Sicherlich ist es Ihnen auch schon passiert, dass Sie allein waren und über einen Ihrer Gedanken lachen mussten. Ein quasi „innerer Dialog-Witz“. Der innere Dialog ist etwas vollkommen Normales. Menschen praktizieren innere Diagole tagtäglich, ob bewusst oder unbewusst. Über den „inneren Dialog“ gibt es viele interessante Artikel.
Ich bin bewusst über die Rhetorik auf den „inneren Dialog“ gekommen. In der Rhetorik geht es primär darum, sich in Dialogen mit anderen Menschen behaupten zu können, aber auch einfach nur sinnvoll Wissen oder Standpunkte zu vermitteln. Geht es darum, in einem Disput mit einem oder mehreren Disputanten einzutreten, empfiehlt es sich, in einem inneren Dialog die Argumente der anderen Disputanten mit entsprechenden Gegenargumenten zu trainieren.

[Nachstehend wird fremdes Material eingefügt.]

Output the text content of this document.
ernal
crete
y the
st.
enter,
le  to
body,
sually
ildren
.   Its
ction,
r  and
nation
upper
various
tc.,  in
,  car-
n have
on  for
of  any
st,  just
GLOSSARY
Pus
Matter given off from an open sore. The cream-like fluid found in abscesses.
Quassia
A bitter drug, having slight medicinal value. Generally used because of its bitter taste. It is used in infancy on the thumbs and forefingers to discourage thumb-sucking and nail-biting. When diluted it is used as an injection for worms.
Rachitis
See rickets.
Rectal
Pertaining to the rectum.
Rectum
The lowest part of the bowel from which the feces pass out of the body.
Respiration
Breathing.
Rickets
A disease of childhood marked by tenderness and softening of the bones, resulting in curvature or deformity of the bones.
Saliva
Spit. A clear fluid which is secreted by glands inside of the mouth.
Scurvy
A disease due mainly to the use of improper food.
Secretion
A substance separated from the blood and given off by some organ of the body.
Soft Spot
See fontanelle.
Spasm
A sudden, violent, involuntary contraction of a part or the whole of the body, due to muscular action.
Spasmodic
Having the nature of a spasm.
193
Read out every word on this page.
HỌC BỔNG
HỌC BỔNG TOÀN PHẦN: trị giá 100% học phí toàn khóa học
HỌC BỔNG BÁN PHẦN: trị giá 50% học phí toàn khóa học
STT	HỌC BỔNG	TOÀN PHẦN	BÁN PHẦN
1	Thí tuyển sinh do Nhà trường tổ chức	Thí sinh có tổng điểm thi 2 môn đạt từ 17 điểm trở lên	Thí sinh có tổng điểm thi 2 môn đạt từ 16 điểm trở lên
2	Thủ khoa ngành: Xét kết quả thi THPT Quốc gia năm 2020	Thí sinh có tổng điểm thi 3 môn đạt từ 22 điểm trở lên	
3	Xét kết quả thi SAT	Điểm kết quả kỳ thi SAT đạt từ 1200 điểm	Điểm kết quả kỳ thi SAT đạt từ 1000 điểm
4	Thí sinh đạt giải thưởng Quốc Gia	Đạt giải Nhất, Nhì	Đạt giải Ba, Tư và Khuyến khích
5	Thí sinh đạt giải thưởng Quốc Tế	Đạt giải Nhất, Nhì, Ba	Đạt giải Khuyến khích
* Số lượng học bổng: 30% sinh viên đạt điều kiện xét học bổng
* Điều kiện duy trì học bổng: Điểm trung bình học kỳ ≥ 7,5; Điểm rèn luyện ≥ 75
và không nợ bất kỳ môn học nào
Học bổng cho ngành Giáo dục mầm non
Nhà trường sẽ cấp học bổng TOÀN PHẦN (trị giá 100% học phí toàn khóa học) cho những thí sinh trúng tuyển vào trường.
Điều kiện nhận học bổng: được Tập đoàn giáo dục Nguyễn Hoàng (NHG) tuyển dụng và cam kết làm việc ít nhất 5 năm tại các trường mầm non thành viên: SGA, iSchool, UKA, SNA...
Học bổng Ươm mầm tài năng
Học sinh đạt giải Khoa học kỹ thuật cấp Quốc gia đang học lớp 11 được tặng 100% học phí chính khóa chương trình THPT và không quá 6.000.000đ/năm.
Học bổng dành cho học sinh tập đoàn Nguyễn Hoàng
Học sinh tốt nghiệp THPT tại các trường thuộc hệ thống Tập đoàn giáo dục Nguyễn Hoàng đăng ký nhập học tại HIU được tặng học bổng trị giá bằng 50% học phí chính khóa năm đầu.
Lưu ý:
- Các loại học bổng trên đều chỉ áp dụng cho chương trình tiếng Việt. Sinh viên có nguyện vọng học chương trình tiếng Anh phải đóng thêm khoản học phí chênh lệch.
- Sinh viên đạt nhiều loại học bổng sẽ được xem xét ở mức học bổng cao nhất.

Auf den „innerer Dialog-Witz“ bin ich durch Zufall gestoßen. Ich hatte eine Gruppe eher ernster und schweigsamer Teilnehmer für einen fünftägigen Kurs. Am Montagabend fing ich an über die Themen des nächsten Tages nachzudenken und es gelang mir ein paar humorvolle Ideen zu entwickeln, um die Leute etwas aus der Reserve zu locken.
Dieses aktive Nachdenken, wie man bestimmte Themen mit Humor würzen kann, habe ich mir dann zur Angewohnheit gemacht. Ich habe sogar Zeitpunkte identifiziert, an denen ich in Sachen Humor am kreativsten bin. Morgens im Bett nach dem Aufwachen und beim Joggen.
Das Tolle beim Joggen ist, dass wenn ich mir gerade eine witzige Story zusammenreime, ich mich gar nicht mehr beim Quälen quäle. Ich nehme das Joggen noch positiver wahr.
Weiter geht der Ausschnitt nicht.